To peer through all the matter that obscures supermassive black holes, scientists combed through a huge catalog of 10 years’ worth of X-ray measurements taken by the Burst Alert Telescope (BAT) aboard NASA’s Neil Gehrels Swift Observatory.

“The advantage to using Swift’s BAT is that it observes high-energy, ‘hard’ X-rays,” said study co-author Richard Mushotzky, a professor of astronomy at the University of Maryland. “These X-rays penetrate through the thick clouds of dust and gas that surround active galaxies, allowing the BAT to see things that are literally invisible in other wavelengths.”

Next, the research team analyzed another catalog of galaxies from NASA’s Hubble Space Telescope and the Keck Observatory in Hawaii whose X-ray signatures matched the Swift readings.

Various colliding galaxies along with closeup views of their coalescing nuclei in the bright cores. The images were taken in near-infrared light by the Keck Observatory in Hawaii. Credit: Keck images: W. M. Keck Observatory and M. Koss.

Various colliding galaxies along with closeup views of their coalescing nuclei in the bright cores. The images were taken in near-infrared light by the Keck Observatory in Hawaii. Credit: Keck images: W. M. Keck Observatory and M. Koss.

The breakthrough lied with the Keck Observatory’s adaptive optics technology whose deformable mirrors controlled by a computer enable a phenomenal increase in resolution. Using this tech, researchers were able to produce extremely sharp, near-infrared images of X-ray-producing black holes not found in the Hubble archive.

“People had conducted studies to look for these close interacting black holes before, but what really enabled this particular study were the X-rays that can break through the cocoon of dust,” explained Koss. “We also looked a bit farther in the universe so that we could survey a larger volume of space, giving us a greater chance of finding more luminous, rapidly-growing black holes.”

In total, 96 galaxies were observed with the Keck telescope and 385 galaxies from the Hubble archive. According to the results, 17 percent of these galaxies host a pair of black holes at their center, which are locked in the late stages of a galactic merger. This was surprising to learn since previously simulations suggested that black hole pairs spend very little time in this phase.

“Seeing the pairs of merging galaxy nuclei associated with these huge black holes so close together was pretty amazing,” said Michael Koss, co-author of the new study published in the journal Nature. “In our study, we see two galaxy nuclei right when the images were taken. You can’t argue with it; it’s a very ‘clean’ result, which doesn’t rely on interpretation.”

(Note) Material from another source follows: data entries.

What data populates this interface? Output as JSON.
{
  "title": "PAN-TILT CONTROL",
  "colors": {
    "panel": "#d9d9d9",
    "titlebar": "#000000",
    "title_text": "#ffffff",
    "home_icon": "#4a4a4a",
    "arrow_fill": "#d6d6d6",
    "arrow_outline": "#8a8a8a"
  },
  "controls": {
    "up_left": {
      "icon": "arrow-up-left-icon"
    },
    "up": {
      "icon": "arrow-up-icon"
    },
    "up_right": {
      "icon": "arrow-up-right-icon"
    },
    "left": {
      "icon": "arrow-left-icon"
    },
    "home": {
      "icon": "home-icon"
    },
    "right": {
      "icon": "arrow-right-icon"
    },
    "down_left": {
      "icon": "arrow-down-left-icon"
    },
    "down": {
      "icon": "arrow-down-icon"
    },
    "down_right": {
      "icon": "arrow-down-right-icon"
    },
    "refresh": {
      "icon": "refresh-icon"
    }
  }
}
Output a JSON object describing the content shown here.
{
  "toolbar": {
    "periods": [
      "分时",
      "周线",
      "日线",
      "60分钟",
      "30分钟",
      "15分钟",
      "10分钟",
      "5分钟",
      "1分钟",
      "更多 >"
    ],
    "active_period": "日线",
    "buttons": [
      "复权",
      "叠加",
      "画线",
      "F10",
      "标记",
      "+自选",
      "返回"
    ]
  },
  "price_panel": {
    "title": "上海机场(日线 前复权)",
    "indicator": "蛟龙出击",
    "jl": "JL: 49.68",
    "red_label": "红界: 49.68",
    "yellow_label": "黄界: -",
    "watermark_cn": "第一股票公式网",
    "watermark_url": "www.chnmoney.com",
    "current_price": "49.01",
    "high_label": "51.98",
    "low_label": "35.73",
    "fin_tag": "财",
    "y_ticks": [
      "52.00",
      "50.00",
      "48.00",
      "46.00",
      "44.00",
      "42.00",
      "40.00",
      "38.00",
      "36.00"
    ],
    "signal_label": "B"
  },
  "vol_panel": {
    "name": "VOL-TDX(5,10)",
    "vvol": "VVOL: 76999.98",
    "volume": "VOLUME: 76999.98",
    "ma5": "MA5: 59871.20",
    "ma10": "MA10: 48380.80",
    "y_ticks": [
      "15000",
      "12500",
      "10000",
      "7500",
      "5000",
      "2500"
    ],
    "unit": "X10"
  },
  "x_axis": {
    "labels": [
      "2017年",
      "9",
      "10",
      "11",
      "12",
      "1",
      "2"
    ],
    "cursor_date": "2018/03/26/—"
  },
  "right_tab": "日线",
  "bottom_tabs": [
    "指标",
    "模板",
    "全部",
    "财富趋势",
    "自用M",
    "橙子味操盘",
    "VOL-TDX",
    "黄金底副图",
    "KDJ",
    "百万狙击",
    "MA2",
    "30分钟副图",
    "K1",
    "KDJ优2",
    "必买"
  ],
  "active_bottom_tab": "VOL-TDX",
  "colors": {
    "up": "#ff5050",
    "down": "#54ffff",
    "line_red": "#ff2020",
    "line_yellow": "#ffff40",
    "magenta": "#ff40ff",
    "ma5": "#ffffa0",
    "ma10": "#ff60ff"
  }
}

The findings suggest that galactic mergers may indeed be a key process by which black holes grow to stupendous masses. And the stages that the astronomers have mapped out in this study likely foretell the fate of our very own galaxy. In about 6 billion years, scientists estimate that the Milky Way will merge with the Andromeda galaxy into one big galaxy.

There is still much to learn about black hole mergers, though. Right now, hardware is a huge limitation, but, once the James Webb Space Telescope is deployed in 2021, scientists will be able to measure masses, growth rates, and other physical parameters of black hole pairs.